Two sources from within the forum told the paper that Ms Tam had taken advantage of her position in order to conflate criticism of the Chinese Communist Party on issues such as the reported genocide in Xinjiang with “actual” racism against Chinese people.
The CCP has frequently attempted to weaponise the so-called #StopAsianHate movement that sprung up in the wake of the Wuhan virus, even going so far as to accuse Uyghur activists in America as anti-Asian for speaking out against the authoritarian regime’s genocidal treatment of their compatriots.
A Stop Asian Hate rally in London late last year devolved into violence as pro-Beijing people squared off in a street brawl against activists decrying the treatment of the Uyghurs in Xinjiang.
It is not alleged that Tam had any knowledge of Lee’s alleged spying for the communist regime, however, the two have worked closely together in the past, including when they co-authored a 2012-13 for the All-Party Parliamentary Group on The Chinese in Britain. The pair were also allegedly pictured together with Labour MP Barry Gardiner, the largest recipient of donations from the alleged spy.
Tam also served as the lead press officer for the London Chinatown Chinese Association, whose sponsors include the state-run Bank of China and controversial telecom giant Huawei. The association has been vocal in its support of the draconian national security law imposed on Hong Kong, which essentially ended the right to freedom of speech in the former British colony.
Commenting on the Met’s connections to the alleged Chinese spy, Tory MP Nus Ghani said: “Valid criticism of the CCP must not be confused or used as an excuse for the anti-Chinese sentiment.
Ghani, who was sanctioned by Beijing for her efforts to expose the genocide in Xinjiang, added: “But we must not close down legitimate criticism of a malevolent regime which is not only conducting crimes against humanity with the genocide of the Uyghur people but is also actively seeking to infiltrate our democracy.”
The former leader of the Conservative Party and the co-chairman of the Inter-Parliamentary Alliance on China, Sir Iain Duncan Smith said that the British establishment has been “infiltrated with apologists for China”.
“It’s time to clean up,” he said, adding: “Successive British governments have been far too weak on this.”
“China is guilty of gross human rights abuses and trashing the Sino-British agreement on Hong Kong. The idea that criticism of this can be conflated with racism is absolute rubbish.”

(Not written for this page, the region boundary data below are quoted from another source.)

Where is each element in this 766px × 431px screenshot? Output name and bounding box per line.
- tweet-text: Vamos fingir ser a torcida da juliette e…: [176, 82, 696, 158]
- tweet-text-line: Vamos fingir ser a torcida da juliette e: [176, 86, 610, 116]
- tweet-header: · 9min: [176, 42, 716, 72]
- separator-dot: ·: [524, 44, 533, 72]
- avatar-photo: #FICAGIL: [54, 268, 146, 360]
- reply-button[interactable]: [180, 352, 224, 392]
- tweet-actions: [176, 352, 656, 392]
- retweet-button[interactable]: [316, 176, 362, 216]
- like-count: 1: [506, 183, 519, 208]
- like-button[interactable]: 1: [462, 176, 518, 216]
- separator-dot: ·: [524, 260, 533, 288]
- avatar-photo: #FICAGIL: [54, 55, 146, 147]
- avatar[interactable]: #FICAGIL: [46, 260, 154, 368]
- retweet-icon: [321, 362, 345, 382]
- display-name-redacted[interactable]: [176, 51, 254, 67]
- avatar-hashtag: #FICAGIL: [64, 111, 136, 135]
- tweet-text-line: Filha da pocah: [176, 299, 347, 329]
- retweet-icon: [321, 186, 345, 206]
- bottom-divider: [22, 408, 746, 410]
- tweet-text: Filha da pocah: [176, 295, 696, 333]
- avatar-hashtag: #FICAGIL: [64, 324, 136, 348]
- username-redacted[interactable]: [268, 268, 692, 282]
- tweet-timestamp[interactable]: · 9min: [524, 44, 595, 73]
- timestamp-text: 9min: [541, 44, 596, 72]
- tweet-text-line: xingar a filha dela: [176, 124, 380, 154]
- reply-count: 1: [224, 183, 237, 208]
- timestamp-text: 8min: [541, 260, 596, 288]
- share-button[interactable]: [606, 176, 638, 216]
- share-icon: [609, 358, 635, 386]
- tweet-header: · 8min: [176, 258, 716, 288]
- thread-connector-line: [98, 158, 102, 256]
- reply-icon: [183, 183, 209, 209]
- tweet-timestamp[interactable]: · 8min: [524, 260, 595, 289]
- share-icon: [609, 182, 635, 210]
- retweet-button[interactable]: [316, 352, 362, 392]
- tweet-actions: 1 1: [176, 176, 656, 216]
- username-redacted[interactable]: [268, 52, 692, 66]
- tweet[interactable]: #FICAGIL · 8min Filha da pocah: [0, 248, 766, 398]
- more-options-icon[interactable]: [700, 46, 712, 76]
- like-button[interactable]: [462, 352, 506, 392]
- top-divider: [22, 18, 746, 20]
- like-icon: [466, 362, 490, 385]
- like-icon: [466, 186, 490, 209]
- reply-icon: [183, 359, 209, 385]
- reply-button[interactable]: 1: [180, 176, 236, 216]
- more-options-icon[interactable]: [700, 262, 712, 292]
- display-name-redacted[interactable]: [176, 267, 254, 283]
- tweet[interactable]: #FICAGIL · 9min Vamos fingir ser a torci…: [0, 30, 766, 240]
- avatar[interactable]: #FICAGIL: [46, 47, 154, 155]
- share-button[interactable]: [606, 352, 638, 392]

Sir Iain has previously raised concerns over Chinese agents targetting political dissidents from Hong Kong and China in Britain.
Speaking to Breitbart London last year, Hong Kong pro-democracy activist in exile Nathan Law said: “I am unable to say that I am completely safe. I have been really vigilant about my surroundings and personal safety, so I hope that I can take care of myself and avoid the suppression physically.”